Two Micros by Safia Elhillo –Micros, at their best, function as a poetic snapshot. In these two pieces, Safia offers us snapshots of grieving, and what it means to mourn in safe spaces and in hostile ones. If this is not enough eloquence on loss, check out her full feature set, “Alien Suite”, from CUPSI 2016 finals stage.

“Labor Day” by Sam Sax –Published in Guernica, Sam’s usual flowing style is turned to history, tracing the path of Labor Day, ending in one of the most gorgeous lines: “ any word / traced to its origin is a small boy begging for water.” Congrats to Sam on his forthcoming book bury it, due out next fall through Wesleyan University Press! You can check out his Button chapbook here.

“Restored Mural For Orlando” by Roy Guzman “…how for me a church is a roof that’s always collapsing.” An MFA candidate at the University of Minnesota, Roy grew up in Florida. This sweeping poem documents how the massacre, Orlando as a city, queerness, and what it is to be a POC intersected for him in this moment. It is a poem to hold grief, rage, and also the things that give us the power to keep living.

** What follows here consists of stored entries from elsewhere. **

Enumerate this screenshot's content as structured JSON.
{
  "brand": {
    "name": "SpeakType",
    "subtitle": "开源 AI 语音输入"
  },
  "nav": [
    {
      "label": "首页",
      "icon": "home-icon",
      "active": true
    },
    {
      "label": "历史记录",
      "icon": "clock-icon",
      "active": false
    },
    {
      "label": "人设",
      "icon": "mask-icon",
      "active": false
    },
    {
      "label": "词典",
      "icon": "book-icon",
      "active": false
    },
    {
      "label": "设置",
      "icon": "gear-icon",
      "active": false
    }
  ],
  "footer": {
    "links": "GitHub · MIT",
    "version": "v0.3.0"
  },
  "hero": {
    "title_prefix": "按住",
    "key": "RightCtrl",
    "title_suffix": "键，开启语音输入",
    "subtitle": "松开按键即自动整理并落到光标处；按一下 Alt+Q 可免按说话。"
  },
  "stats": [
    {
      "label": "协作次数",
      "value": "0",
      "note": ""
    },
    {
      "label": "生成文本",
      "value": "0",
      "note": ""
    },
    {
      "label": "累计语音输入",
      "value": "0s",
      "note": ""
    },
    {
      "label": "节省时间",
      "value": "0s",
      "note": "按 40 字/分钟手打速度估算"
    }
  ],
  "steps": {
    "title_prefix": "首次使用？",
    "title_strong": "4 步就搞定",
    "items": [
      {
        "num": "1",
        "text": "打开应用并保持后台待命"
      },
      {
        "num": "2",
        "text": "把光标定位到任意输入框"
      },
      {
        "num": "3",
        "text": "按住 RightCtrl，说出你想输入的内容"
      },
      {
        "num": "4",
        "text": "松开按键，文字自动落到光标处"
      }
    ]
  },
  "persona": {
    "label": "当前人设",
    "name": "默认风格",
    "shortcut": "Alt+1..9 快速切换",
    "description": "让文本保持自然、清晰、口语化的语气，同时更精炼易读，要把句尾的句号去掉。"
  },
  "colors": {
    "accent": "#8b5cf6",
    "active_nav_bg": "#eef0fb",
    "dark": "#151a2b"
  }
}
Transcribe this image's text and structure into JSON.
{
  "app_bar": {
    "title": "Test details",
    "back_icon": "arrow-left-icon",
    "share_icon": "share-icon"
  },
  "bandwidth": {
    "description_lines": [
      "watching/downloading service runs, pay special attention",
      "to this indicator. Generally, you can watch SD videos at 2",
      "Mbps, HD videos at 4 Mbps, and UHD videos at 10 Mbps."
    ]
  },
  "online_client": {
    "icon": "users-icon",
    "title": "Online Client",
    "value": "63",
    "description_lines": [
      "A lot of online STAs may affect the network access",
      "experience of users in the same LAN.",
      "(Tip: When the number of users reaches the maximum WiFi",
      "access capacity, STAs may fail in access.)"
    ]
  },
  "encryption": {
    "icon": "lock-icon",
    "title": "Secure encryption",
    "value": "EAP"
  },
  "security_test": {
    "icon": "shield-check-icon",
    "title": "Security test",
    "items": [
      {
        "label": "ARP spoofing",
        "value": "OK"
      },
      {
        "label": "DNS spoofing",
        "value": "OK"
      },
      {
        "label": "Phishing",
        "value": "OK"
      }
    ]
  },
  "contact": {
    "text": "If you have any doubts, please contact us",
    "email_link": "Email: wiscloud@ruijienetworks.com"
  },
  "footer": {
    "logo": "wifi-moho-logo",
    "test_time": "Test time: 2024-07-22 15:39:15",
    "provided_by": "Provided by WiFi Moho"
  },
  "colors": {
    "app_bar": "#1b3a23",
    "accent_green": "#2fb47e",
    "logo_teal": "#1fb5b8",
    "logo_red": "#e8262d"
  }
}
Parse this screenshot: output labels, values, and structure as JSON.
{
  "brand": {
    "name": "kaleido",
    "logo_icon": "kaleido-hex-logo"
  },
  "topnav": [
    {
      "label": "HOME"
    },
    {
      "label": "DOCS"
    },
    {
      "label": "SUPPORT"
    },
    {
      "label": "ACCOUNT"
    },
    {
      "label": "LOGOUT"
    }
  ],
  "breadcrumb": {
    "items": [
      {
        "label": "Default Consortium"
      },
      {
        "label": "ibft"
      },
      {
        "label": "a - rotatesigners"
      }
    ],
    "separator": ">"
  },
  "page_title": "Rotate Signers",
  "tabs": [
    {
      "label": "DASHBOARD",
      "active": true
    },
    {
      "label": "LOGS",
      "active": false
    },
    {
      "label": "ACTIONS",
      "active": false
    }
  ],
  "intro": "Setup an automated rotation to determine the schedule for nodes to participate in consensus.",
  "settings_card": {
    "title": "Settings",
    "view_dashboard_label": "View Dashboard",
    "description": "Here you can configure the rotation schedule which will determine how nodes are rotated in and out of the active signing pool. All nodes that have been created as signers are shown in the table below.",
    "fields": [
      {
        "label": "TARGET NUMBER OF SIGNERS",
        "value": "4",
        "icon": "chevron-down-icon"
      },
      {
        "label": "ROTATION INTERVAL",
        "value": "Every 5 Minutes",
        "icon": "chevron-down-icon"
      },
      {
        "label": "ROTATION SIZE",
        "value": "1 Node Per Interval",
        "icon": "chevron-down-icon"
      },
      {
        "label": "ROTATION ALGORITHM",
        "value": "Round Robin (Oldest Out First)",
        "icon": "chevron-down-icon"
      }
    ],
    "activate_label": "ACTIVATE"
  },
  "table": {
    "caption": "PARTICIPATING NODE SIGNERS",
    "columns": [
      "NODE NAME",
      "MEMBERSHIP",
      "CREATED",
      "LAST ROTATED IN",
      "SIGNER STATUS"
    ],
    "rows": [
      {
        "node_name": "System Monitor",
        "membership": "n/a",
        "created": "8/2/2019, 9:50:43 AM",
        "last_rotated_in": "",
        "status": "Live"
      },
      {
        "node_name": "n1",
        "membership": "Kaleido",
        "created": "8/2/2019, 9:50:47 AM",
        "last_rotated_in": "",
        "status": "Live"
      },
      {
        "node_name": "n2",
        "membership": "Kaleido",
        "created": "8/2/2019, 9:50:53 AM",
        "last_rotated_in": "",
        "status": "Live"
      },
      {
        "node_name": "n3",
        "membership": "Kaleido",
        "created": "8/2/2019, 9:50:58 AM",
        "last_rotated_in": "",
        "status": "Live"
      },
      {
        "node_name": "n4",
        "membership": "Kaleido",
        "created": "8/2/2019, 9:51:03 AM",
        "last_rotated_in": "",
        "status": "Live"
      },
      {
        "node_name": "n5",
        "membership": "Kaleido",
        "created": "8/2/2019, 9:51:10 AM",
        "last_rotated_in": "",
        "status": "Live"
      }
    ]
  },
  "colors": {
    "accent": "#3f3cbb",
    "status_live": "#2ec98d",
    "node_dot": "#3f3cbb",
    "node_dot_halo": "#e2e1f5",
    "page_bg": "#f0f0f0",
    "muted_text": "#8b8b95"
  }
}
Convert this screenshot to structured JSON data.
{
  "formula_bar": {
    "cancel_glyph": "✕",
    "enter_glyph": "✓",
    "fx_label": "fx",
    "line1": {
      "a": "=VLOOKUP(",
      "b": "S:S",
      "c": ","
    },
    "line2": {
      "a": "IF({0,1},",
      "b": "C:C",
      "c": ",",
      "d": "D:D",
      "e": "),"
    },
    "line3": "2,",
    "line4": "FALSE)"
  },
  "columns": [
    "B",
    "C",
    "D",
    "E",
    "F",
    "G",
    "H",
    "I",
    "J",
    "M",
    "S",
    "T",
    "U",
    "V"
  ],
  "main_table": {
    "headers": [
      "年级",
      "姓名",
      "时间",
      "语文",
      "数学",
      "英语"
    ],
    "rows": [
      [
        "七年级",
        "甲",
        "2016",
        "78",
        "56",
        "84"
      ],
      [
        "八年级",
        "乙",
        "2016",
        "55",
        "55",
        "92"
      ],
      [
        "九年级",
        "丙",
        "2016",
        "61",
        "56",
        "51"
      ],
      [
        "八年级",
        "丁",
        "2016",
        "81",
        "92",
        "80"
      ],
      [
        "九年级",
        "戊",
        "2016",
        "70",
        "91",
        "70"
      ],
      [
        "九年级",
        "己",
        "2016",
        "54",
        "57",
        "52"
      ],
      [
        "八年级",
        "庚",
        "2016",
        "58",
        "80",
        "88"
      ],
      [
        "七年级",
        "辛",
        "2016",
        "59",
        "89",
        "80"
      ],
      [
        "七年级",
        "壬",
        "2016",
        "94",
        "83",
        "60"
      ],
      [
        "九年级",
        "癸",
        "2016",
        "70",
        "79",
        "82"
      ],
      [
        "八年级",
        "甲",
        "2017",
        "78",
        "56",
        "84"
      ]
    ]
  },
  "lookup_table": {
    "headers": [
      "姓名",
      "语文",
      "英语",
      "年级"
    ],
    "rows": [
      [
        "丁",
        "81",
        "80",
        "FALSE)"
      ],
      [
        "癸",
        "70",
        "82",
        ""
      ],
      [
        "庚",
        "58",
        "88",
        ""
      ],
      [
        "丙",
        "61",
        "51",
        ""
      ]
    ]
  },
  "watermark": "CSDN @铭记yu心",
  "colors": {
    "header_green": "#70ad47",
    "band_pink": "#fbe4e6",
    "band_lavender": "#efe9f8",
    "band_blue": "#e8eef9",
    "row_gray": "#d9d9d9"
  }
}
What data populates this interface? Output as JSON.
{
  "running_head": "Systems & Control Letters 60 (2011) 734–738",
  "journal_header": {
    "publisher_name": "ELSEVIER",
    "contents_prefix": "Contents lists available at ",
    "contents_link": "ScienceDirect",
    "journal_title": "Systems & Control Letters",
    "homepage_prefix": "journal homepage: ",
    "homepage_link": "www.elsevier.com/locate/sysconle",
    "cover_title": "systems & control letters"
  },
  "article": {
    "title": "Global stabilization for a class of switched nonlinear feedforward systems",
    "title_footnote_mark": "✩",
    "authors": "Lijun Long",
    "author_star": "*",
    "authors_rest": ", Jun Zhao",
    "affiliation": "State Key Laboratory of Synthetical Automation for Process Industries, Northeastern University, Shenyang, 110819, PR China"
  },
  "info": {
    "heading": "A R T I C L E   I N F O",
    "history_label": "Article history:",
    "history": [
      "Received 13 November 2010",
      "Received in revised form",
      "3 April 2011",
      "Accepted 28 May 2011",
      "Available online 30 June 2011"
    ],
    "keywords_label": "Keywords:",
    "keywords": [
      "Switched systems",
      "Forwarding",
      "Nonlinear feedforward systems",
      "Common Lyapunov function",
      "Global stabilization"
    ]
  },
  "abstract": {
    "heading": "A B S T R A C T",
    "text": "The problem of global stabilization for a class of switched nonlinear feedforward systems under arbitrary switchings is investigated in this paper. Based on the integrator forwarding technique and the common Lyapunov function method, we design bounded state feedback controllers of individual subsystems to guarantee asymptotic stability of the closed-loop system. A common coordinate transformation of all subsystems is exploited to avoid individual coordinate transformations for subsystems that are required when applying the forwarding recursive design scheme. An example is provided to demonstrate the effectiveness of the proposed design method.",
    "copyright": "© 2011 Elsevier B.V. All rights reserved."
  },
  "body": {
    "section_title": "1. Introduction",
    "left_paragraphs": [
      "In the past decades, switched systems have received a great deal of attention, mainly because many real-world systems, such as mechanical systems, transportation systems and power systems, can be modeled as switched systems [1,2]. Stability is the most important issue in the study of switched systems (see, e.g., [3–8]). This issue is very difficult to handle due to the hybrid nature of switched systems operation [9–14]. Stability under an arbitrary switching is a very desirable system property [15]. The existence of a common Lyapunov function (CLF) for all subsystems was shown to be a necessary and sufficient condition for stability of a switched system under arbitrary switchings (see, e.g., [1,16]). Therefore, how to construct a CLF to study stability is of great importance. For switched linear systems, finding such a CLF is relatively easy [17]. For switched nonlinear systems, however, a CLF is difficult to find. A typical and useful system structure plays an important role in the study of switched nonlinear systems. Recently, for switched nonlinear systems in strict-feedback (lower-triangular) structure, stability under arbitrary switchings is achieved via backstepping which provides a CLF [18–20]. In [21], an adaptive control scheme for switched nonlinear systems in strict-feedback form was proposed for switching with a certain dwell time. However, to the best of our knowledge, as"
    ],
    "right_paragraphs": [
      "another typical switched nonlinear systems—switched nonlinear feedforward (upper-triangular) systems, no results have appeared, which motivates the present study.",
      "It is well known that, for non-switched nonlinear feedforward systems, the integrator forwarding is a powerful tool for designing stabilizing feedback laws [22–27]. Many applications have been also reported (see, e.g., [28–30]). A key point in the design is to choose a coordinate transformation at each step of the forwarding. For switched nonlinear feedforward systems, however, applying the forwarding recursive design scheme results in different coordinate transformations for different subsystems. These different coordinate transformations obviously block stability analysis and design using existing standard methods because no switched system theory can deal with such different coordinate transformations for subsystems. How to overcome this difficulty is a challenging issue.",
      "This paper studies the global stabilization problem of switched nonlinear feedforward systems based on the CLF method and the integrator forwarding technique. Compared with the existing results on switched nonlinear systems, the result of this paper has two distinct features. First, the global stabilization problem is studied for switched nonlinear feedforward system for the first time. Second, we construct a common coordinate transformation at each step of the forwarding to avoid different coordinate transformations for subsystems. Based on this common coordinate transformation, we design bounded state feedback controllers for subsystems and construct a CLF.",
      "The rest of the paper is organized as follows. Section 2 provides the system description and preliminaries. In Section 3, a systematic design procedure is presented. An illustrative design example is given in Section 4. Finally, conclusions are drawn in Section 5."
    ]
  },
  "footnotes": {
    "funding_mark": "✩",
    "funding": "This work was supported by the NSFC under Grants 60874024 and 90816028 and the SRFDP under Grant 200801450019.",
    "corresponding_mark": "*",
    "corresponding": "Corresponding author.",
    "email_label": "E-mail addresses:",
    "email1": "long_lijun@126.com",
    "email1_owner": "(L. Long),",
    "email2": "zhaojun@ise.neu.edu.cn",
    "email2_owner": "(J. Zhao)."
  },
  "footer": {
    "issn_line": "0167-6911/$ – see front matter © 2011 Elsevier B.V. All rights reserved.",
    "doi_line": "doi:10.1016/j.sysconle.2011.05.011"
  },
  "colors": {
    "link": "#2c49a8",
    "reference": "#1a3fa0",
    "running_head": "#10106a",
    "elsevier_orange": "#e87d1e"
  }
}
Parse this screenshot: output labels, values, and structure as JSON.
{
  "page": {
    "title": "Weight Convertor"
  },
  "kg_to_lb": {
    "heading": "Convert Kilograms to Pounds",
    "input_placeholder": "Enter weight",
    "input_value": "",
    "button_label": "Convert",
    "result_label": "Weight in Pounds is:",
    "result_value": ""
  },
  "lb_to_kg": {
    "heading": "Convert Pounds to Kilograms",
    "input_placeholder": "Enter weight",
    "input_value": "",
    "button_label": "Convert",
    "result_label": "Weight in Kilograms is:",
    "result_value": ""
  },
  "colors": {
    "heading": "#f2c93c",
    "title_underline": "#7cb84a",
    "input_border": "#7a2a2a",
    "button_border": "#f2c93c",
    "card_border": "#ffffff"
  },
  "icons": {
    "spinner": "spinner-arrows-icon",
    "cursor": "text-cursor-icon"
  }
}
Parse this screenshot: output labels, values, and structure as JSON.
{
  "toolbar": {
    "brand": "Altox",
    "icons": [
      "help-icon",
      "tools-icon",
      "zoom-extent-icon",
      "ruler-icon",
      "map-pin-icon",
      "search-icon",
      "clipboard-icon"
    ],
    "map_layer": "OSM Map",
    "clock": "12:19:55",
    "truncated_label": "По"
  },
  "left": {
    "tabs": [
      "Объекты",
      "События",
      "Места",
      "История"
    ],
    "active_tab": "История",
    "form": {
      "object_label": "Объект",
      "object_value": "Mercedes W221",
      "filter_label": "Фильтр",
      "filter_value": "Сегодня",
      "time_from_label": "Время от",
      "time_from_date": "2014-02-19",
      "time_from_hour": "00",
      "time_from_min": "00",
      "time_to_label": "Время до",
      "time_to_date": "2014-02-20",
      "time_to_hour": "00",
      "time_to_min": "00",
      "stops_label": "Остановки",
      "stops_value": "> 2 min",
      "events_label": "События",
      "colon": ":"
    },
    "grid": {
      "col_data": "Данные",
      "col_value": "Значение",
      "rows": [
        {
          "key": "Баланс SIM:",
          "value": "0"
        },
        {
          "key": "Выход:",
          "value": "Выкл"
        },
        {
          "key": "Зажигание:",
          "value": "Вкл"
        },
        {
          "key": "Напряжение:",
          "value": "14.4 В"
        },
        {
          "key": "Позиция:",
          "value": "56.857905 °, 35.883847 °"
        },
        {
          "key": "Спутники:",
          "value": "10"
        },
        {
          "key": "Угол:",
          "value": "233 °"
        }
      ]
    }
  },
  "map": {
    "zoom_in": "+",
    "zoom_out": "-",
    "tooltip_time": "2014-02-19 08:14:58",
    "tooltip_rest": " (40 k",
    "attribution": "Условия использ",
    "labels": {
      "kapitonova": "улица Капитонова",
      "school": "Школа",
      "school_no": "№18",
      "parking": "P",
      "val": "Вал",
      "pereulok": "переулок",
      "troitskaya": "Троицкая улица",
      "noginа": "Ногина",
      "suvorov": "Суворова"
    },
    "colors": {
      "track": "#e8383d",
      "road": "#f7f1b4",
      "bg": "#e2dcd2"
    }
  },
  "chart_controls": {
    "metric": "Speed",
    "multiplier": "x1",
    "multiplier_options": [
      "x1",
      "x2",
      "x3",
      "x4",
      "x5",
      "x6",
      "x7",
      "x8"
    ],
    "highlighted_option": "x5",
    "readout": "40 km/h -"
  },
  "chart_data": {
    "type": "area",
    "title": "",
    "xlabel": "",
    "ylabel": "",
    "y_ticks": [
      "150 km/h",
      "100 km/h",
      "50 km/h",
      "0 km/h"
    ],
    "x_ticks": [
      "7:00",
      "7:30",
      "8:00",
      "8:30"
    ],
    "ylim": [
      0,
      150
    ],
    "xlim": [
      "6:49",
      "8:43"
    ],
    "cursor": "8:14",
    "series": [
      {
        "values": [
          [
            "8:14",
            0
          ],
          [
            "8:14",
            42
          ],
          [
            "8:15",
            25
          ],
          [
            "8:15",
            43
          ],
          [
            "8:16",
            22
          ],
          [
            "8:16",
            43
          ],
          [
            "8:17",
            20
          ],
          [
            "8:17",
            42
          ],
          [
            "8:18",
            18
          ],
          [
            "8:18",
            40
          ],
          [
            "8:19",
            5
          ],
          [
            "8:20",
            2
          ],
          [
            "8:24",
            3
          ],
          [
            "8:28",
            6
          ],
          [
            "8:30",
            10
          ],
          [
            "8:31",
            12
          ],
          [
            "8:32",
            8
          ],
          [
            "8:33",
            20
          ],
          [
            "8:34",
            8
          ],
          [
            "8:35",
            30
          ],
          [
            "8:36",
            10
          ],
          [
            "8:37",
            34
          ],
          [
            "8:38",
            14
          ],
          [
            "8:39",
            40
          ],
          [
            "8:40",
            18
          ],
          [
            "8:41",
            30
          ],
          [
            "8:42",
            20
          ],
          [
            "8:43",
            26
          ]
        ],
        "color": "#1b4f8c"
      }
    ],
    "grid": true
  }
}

30 Over 30: Poet’s Edition by Jocelyn Mosman – If you’ve been to a poetry slam, you’ve probably heard the MC tell the audience about a man who founded poetry slam named Marc Smith and the audience response of “SO WHAT?” But who is this Marc Smith? Who were the folks originally competing in slam alongside him? Who are the current leaders and long-standing slammers around now? This list will tell you, with videos of each poet included.

Summer Classes at the Loft Literary Center – Summer session at Minneapolis’ finest writing center begins next week. Classes include The Art of Imitation, The Craft of Poetry, and more. Not a local? Fear not!! There are online opportunities as well.

Thanks for stopping by to spend a little time with us, and thank you to the brilliant folks out there trying to make sense, if not of violence, of what it takes to survive it. Take care of yourselves, drink water, and come back next week for more poetry updates.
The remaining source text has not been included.